Today (March 3) is the National Day of Unplugging.
In what ways do you unplug?
I go tech free frequently when I’m writing. I still frequently compose stories longhand. I can attest to this by the stacks of legal pads (canary yellow is for fiction writing, white is for business writing. LOL) you see below.
There’s probably the beginnings, middles, and ends to about 30 stories in that stack alone. And it only goes back a few months, because I tend to throw away the paper once I’ve transcribed pages to the computer.
Why Writers Especially Should Unplug
Personal perspective here, but I think writers should unplug frequently. Why? Have you ever noticed that a lot of writers who go pro and stop doing another job, and write for a long time, start to write main characters who work as writers? While is not inherently bad, what I think it does is make a writer myopic, viewing a too-narrow slice of the world to be relevant to much else than other writers who read.
In the same way, I think writers who never unplug, who never, or seldom, experience life without the internet, without technology, and go without face-to-face interactions, begin to write nothing but those sorts of scenarios. Oh, they can write dystopias, technology failures, and panic ensues, but the richness of their world-building tends to deteriorate. They have internet cafes, and meetings over coffee, and texting for dates. They have characters that go on special outings, but rarely is there a character whose whole life is unplugged. Statistically less than 30% of the population, even in the U.S., is plugged in.

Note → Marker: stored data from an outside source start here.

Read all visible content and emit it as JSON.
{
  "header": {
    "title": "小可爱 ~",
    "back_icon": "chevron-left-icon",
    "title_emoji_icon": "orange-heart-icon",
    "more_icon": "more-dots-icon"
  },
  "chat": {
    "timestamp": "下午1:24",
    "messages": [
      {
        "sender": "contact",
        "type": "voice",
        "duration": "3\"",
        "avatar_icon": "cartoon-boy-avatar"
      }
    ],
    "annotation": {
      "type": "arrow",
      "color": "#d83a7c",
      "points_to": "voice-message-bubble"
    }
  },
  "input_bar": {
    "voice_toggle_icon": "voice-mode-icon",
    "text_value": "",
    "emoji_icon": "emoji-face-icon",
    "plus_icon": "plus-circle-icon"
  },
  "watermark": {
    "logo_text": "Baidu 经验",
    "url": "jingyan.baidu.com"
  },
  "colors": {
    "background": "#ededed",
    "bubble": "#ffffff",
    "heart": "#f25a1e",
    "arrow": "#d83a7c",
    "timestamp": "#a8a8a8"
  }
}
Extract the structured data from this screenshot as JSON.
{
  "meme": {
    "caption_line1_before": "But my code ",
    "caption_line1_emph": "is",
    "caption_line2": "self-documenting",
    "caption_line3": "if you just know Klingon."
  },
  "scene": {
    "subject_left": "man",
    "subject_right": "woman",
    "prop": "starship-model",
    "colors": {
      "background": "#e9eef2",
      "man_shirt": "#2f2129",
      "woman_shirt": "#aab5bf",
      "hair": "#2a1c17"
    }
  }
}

With our noses buried in our phones and our social network feeds, our experiences are rapidly narrowing to our “echo chambers”: people who live, act, work and think, exactly like we do. The antagonists being created are one-note, simplistic, simply because we struggle to imagine the “other” as fully three dimensional.
The art of people-watching that filled the ink pens of such greats as Hemingway and Ann Bannon and Virginia Woolf is rare these days. Yes, we do people-watch, but we do it in snippets seldom long enough to go beneath the “read” of a situation. We engage in people-watching and people-listening so much less that it has stultified most dialogue being written today. Characters are now either easily read liars or emo-ing their hearts out, talking in cliches and short memes. Created dialogues where there are layers of multiple meanings and feelings is rare.
Human beings are producing more books at this time in history than in any other. Thanks to the internet’s removal of gatekeepers we can self-publish or find a small press that loves to publish niche writing. But the percentage of the books produced that are quality writing are much a much smaller percentage than ever before.
Another benefit – Original Thinking
I also think that more unplugging would result in fewer one-offs, stories that are merely a repackaged television show, movie, or mashup of two or more.
So, my question isn’t so much how will you unplug today, but how will you use this national day of unplugging to refill your writer’s well with quality ink. What new original experiences and observations will you engage in?
As for me, I’m on my way out to a city park with my dog. Then this afternoon, I’m headed to a social gathering with about a dozen new friends. Maybe the experience and observations I have will become the inspiration for my next story, or several.